La société montréalaise Kruger projette un investissement dans les centaines de millions de dollars pour accroître sa production de papier hygiénique pour le marché américain, a appris La Presse.

Cette expansion créera près de 100 postes permanents, en excluant les 200 à 300 emplois générés au cours des travaux de construction, d'une durée de deux ans.

Si ce projet est avancé, son emplacement n'est toutefois pas arrêté, d'après nos informations. Par une coïncidence cruelle, Kruger hésite entre agrandir son usine de Crabtree et agrandir son usine de Memphis, au Tennessee.

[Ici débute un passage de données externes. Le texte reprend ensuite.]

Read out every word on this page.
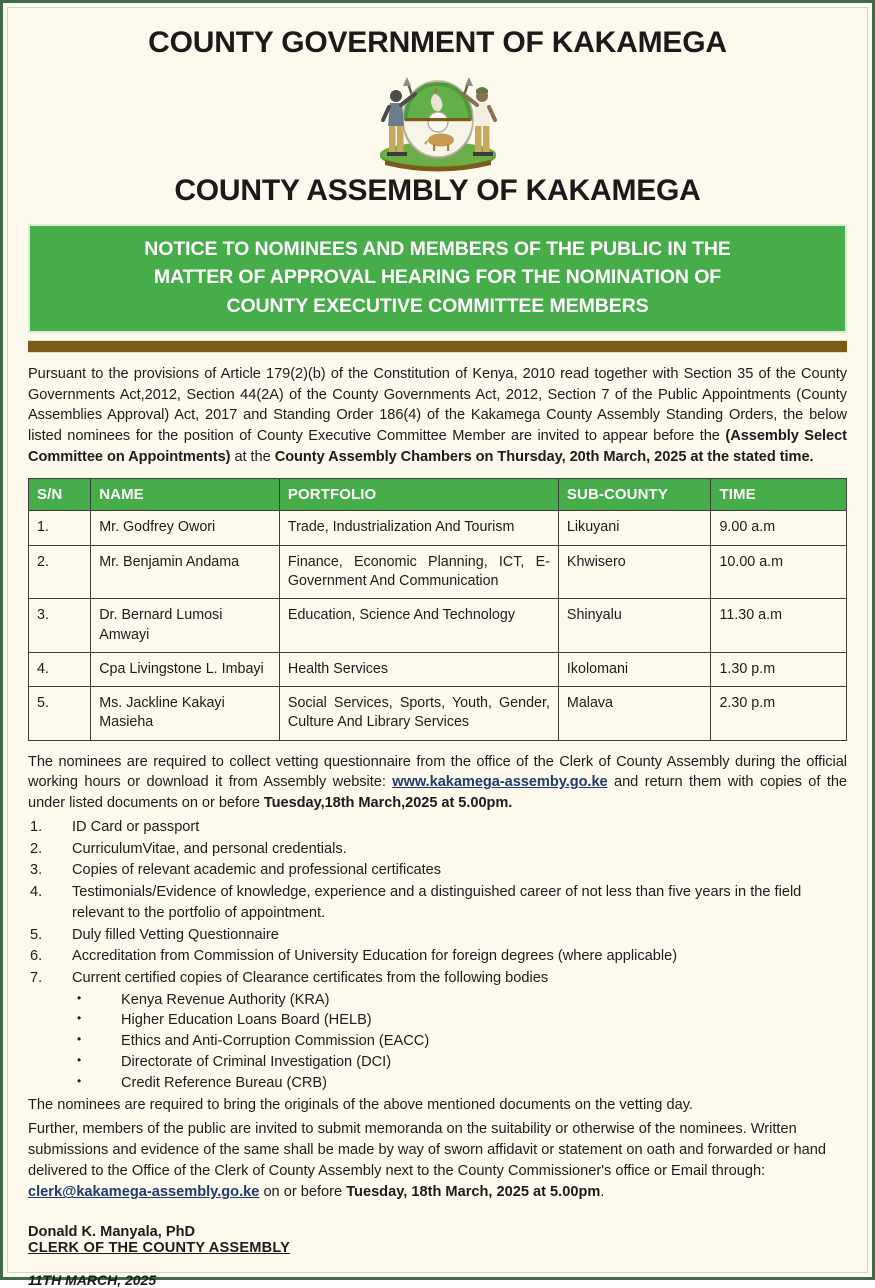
COUNTY GOVERNMENT OF KAKAMEGA
COUNTY ASSEMBLY OF KAKAMEGA
NOTICE TO NOMINEES AND MEMBERS OF THE PUBLIC IN THE
MATTER OF APPROVAL HEARING FOR THE NOMINATION OF
COUNTY EXECUTIVE COMMITTEE MEMBERS
Pursuant to the provisions of Article 179(2)(b) of the Constitution of Kenya, 2010 read together with Section 35 of the County Governments Act,2012, Section 44(2A) of the County Governments Act, 2012, Section 7 of the Public Appointments (County Assemblies Approval) Act, 2017 and Standing Order 186(4) of the Kakamega County Assembly Standing Orders, the below listed nominees for the position of County Executive Committee Member are invited to appear before the (Assembly Select Committee on Appointments) at the County Assembly Chambers on Thursday, 20th March, 2025 at the stated time.
S/N	NAME	PORTFOLIO	SUB-COUNTY	TIME
1.	Mr. Godfrey Owori	Trade, Industrialization And Tourism	Likuyani	9.00 a.m
2.	Mr. Benjamin Andama	Finance, Economic Planning, ICT, E-Government And Communication	Khwisero	10.00 a.m
3.	Dr. Bernard Lumosi Amwayi	Education, Science And Technology	Shinyalu	11.30 a.m
4.	Cpa Livingstone L. Imbayi	Health Services	Ikolomani	1.30 p.m
5.	Ms. Jackline Kakayi Masieha	Social Services, Sports, Youth, Gender, Culture And Library Services	Malava	2.30 p.m
The nominees are required to collect vetting questionnaire from the office of the Clerk of County Assembly during the official working hours or download it from Assembly website: www.kakamega-assemby.go.ke and return them with copies of the under listed documents on or before Tuesday,18th March,2025 at 5.00pm.
1.	ID Card or passport
2.	CurriculumVitae, and personal credentials.
3.	Copies of relevant academic and professional certificates
4.	Testimonials/Evidence of knowledge, experience and a distinguished career of not less than five years in the field relevant to the portfolio of appointment.
5.	Duly filled Vetting Questionnaire
6.	Accreditation from Commission of University Education for foreign degrees (where applicable)
7.	Current certified copies of Clearance certificates from the following bodies
•	Kenya Revenue Authority (KRA)
•	Higher Education Loans Board (HELB)
•	Ethics and Anti-Corruption Commission (EACC)
•	Directorate of Criminal Investigation (DCI)
•	Credit Reference Bureau (CRB)
The nominees are required to bring the originals of the above mentioned documents on the vetting day.
Further, members of the public are invited to submit memoranda on the suitability or otherwise of the nominees. Written submissions and evidence of the same shall be made by way of sworn affidavit or statement on oath and forwarded or hand delivered to the Office of the Clerk of County Assembly next to the County Commissioner's office or Email through: clerk@kakamega-assembly.go.ke on or before Tuesday, 18th March, 2025 at 5.00pm.
Donald K. Manyala, PhD
CLERK OF THE COUNTY ASSEMBLY
11TH MARCH, 2025
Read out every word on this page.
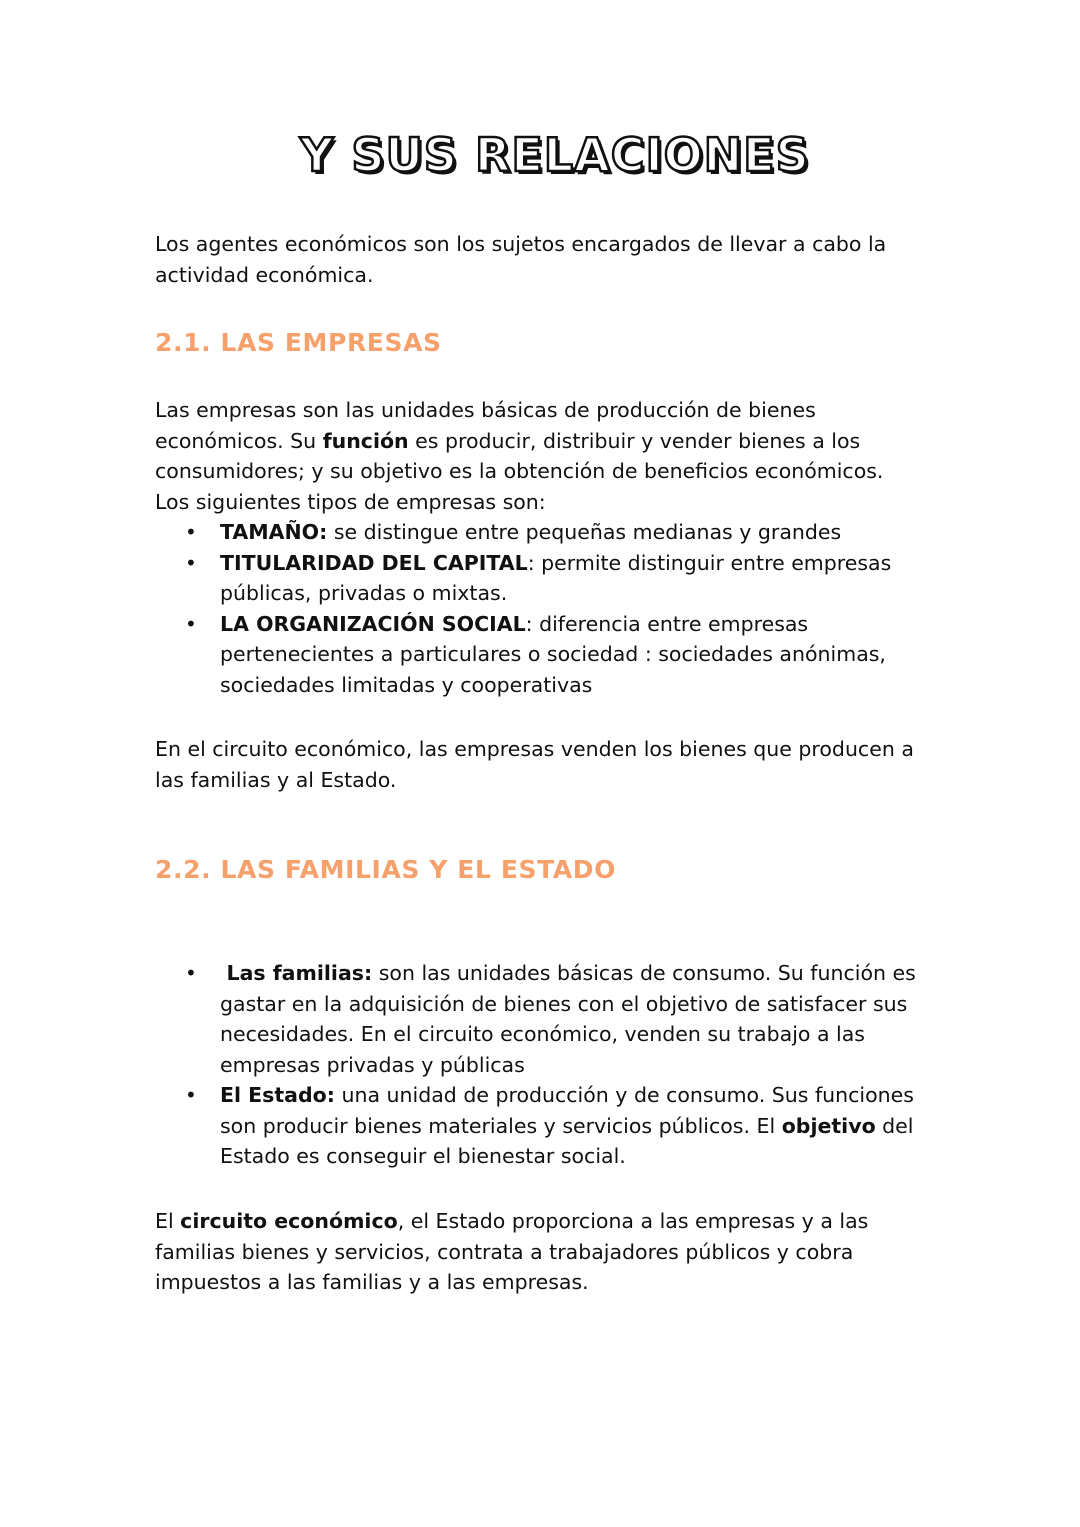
Y SUS RELACIONES

Los agentes económicos son los sujetos encargados de llevar a cabo la actividad económica.

2.1. LAS EMPRESAS

Las empresas son las unidades básicas de producción de bienes económicos. Su función es producir, distribuir y vender bienes a los consumidores; y su objetivo es la obtención de beneficios económicos.

Los siguientes tipos de empresas son:

• TAMAÑO: se distingue entre pequeñas medianas y grandes
• TITULARIDAD DEL CAPITAL: permite distinguir entre empresas públicas, privadas o mixtas.
• LA ORGANIZACIÓN SOCIAL: diferencia entre empresas pertenecientes a particulares o sociedad : sociedades anónimas, sociedades limitadas y cooperativas

En el circuito económico, las empresas venden los bienes que producen a las familias y al Estado.

2.2. LAS FAMILIAS Y EL ESTADO
• Las familias: son las unidades básicas de consumo. Su función es gastar en la adquisición de bienes con el objetivo de satisfacer sus necesidades. En el circuito económico, venden su trabajo a las empresas privadas y públicas
• El Estado: una unidad de producción y de consumo. Sus funciones son producir bienes materiales y servicios públicos. El objetivo del Estado es conseguir el bienestar social.

El circuito económico, el Estado proporciona a las empresas y a las familias bienes y servicios, contrata a trabajadores públicos y cobra impuestos a las familias y a las empresas.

Si Kruger devait préférer le Tennessee pour l'ajout d'une machine à papier avec une capacité annuelle de 30 000 tonnes métriques, cette décision accablerait la région de Lanaudière. Elle ne s'est pas encore remise du départ annoncé des 1300 emplois d'Electrolux au pays d'Elvis.

Joint par téléphone, Jean Majeau, vice-président, communications, de Kruger, refuse de confirmer ou d'infirmer l'existence de ce projet d'expansion. «Conformément à notre politique, nous ne parlons jamais de nos projets», dit-il.

Investissement Québec, le nouveau guichet unique du gouvernement québécois pour les entreprises, confirme toutefois la nouvelle.

«On est en discussions avec Kruger pour le financement d'un projet», dit Josée Béland, porte-parole d'Investissement Québec, avant de préciser que c'est bien à Crabtree. Kruger est le principal employeur de cette petite ville de campagne située à 5 kilomètres de Joliette.

Kruger serait toutefois déçue des offres présentées jusqu'ici par Québec, selon un cadre de cette société papetière informé des discussions.

«Est-ce que le Québec perdra une deuxième bataille dans cette course aux emplois? demande-t-il. Est-ce que les élus devront encore une fois tomber en mode réaction au lendemain de l'annonce? Ou bien auront-ils été proactifs et auront su travailler de concert avec l'entreprise pour garder ces emplois dans la province?»

Avant d'être joint par La Presse, Investissement Québec croyait que Crabtree était la seule ville en lice. «Nos discussions sont très bonnes. Mais c'est évident que si Kruger se fait approcher par d'autres acteurs, on va voir ce qu'on peut faire», dit Josée Béland.

Les usines de Crabtree et de Memphis fabriquent les mêmes produits (papier-toilette, mouchoirs, essuie-tout), bien que sous des marques de commerce différentes. Au Québec, par exemple, Kruger fabrique du papier-toilette Cashmere; aux États-Unis, c'est du White Cloud.

Avec une capacité de 70 000 tonnes métriques, l'usine de Crabtree tourne à plein régime. Près de 700 salariés y travaillent.

Cette usine, encore connue sous son ancien nom de Papiers Scott, est relativement moderne. En 2002, Kruger l'a dotée d'une nouvelle machine à papier et de deux bobineuses. Québec avait subventionné et financé le quart (27,7 millions) de la facture qui totalisait 116 millions de dollars, en incluant les travaux effectués à l'usine de Lennoxville.

Avec une capacité de 100 000 tonnes courtes, l'usine de Memphis emploie pour sa part autour de 300 salariés, précise Jean Majeau.

Un concurrent féroce

Or, comme on l'a vu cette semaine, le Québec a du mal à rivaliser avec le Tennessee, un État qui fait preuve de largesses envers les entreprises dans l'espoir de venir à bout de son chômage élevé. Cet État américain a tendu un pont en or à la multinationale suédoise Electrolux pour qu'elle déménage sa production d'appareils électroménagers de L'Assomption à Memphis. À l'évidence, la poignée de millions offerts par Québec n'a pas fait le poids comparativement aux 132 millions US offerts par les différents ordres de gouvernement au Tennessee.